Blessings in a Backpack
Program aims to ease students' hunger
This weekend, 11 Marysville children brought home more than just homework.
As the first recipients of Blessings in a Backpack, they also brought home food to help them get through the weekend.
Amy Zwiezinski is a local resident who saw a need and decided to fill it.
"I was looking for a charitable program to donate my children's gently used backpacks from their preschool years of school and I came across this program," she said. "My first concerns were the children of these families and that they were receiving enough food and necessities."
Blessings in a Backpack is a national nonprofit organization that helps local volunteers set up a program to feed hungry children who would otherwise have no steady meals over the weekend. While many children receive meals through federal programs at school, they may go hungry over the weekend.
The backpacks usually include ready-to-eat food such as granola bars, peanut butter, tuna, crackers, macaroni and cheese, cereal and juice boxes. The organization reviews its standard menu with nutritionists annually to ensure kid-friendly yet nutritious food.
When Zwiezinski approached Marysville school district officials about the idea, the administration was supportive and excited, she said.
"We were able to sit down and discuss any concerns and program specifics," she said.
According to information from Blessings in a Backpack, participating students in other programs have shown improvement in school attendance, test scores, behavior and health.
The program costs $80 a year; which will feed a child for $2.10 per weekend. The backpacks are provided free of charge by the national Blessings in a Backpack Inc. organization.
A local organizer, such as Zwiezinski in Marysville, conducts fundraisers to fill the backpacks.
"Currently, I have collected several hundred backpacks by generous donations from residents in central Ohio as well as from local church help," she said. "I also have collected nearly $1,700 to purchase food for the backpacks each week."
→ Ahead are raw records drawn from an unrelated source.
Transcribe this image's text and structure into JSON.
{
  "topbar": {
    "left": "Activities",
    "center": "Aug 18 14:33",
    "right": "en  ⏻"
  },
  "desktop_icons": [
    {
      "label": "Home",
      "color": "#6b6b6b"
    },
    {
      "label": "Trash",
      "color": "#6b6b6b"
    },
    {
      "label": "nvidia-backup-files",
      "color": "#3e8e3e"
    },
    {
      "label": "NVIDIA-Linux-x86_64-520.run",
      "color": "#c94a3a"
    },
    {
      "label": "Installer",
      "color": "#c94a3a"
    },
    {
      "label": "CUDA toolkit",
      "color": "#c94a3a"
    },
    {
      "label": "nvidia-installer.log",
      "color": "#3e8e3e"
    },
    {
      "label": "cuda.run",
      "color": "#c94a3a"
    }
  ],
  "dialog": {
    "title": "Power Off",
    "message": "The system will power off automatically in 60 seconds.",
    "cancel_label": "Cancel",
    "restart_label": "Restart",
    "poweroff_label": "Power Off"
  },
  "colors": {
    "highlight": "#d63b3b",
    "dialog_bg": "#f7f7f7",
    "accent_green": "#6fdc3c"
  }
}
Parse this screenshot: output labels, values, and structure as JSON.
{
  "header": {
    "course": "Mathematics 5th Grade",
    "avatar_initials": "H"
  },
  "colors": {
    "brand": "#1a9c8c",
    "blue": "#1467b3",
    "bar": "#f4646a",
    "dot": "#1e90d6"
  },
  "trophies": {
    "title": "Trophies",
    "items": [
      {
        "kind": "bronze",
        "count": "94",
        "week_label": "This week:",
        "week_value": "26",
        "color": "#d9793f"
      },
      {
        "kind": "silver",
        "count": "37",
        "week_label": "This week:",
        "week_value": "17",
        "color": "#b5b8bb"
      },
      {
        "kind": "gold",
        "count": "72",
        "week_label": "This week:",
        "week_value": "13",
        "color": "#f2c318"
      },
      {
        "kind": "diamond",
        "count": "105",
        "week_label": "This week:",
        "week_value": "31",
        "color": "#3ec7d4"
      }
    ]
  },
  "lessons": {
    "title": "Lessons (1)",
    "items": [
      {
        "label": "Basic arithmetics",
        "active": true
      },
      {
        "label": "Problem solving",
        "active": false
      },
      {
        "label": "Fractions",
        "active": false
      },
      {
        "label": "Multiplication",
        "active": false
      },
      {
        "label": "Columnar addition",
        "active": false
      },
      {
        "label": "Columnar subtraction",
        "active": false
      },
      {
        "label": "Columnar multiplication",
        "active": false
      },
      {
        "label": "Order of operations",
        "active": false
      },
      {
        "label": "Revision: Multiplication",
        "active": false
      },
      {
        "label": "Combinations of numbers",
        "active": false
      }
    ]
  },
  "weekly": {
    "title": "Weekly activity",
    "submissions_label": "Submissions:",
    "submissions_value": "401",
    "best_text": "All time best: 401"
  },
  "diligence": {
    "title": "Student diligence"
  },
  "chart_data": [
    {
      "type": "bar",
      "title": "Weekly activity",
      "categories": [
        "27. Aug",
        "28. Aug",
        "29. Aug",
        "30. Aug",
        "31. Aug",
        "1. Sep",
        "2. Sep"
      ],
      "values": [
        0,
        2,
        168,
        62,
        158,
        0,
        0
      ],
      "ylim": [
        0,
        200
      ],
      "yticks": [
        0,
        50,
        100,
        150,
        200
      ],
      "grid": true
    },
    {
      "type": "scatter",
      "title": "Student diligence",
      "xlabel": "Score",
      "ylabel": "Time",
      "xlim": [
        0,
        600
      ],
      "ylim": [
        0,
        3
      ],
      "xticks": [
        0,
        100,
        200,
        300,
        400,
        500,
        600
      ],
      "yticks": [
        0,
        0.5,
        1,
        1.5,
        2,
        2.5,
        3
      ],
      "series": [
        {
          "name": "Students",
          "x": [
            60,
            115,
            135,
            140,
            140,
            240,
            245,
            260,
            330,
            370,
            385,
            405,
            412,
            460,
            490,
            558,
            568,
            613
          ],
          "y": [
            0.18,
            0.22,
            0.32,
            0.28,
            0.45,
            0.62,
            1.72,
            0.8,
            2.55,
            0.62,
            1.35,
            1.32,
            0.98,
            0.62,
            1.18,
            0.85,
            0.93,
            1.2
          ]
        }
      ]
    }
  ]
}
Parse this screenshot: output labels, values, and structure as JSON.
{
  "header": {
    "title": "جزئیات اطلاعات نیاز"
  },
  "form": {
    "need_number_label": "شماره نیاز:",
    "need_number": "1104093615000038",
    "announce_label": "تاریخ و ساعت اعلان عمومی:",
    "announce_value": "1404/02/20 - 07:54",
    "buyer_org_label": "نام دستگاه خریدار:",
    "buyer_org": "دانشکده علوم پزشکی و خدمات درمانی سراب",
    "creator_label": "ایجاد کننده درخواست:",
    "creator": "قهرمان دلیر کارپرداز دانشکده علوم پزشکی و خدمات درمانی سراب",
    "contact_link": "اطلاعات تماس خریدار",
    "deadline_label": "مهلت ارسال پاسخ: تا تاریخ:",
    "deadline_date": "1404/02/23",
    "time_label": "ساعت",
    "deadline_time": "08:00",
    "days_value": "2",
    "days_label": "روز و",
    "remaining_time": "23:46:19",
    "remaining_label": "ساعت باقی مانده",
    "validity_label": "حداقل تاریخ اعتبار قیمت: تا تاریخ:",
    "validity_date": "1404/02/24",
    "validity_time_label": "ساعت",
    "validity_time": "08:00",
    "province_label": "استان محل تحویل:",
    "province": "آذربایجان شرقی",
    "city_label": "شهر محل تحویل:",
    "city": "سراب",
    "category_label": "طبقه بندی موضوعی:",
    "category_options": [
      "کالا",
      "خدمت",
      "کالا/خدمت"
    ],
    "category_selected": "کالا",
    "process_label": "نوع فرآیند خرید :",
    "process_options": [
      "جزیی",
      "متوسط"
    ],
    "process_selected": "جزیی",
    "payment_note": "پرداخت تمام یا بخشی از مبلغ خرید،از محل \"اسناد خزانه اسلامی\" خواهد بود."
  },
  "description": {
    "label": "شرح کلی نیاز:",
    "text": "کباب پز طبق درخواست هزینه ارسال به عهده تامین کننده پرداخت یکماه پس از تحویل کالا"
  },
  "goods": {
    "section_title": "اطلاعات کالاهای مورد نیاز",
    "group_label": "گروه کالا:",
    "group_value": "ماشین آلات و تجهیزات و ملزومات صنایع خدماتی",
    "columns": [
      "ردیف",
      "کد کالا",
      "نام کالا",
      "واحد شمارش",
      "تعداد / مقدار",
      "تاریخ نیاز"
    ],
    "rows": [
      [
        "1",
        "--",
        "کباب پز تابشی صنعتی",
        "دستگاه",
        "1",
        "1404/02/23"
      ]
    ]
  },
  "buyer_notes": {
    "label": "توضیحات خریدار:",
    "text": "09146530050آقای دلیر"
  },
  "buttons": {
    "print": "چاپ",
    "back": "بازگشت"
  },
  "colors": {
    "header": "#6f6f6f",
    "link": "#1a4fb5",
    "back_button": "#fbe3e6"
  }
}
She has help from partnerships that the Blessings in a Backpack corporate office has established with Walmart and Meijer.
"Walmart Supercenter in Marysville is being extremely helpful with preparing the orders for the groceries each week that will need to be packed in the backpacks," Zwiezinski said. "They also offer a slight discount in cost for the food."
Blessings in a Backpack currently feeds more than 55,000 children in 318 schools in 37 U.S. states and three countries, Zwiezinski said.
There currently are fewer than a dozen students, all from Edgewood Elementary School, using the program in Marysville.
"I am hoping to increase that number significantly in the coming weeks so that even more children can benefit from this amazing program," Zwiezinski said.
The organization asks local volunteers to commit to maintaining the program for at least three years.
"Hopefully, at the end of that commitment time, I can expand the grade levels of children who are helped by this program and grow the Blessings in a Backpack Marysville chapter to more schools and children that can benefit from this," Zwiezinski said.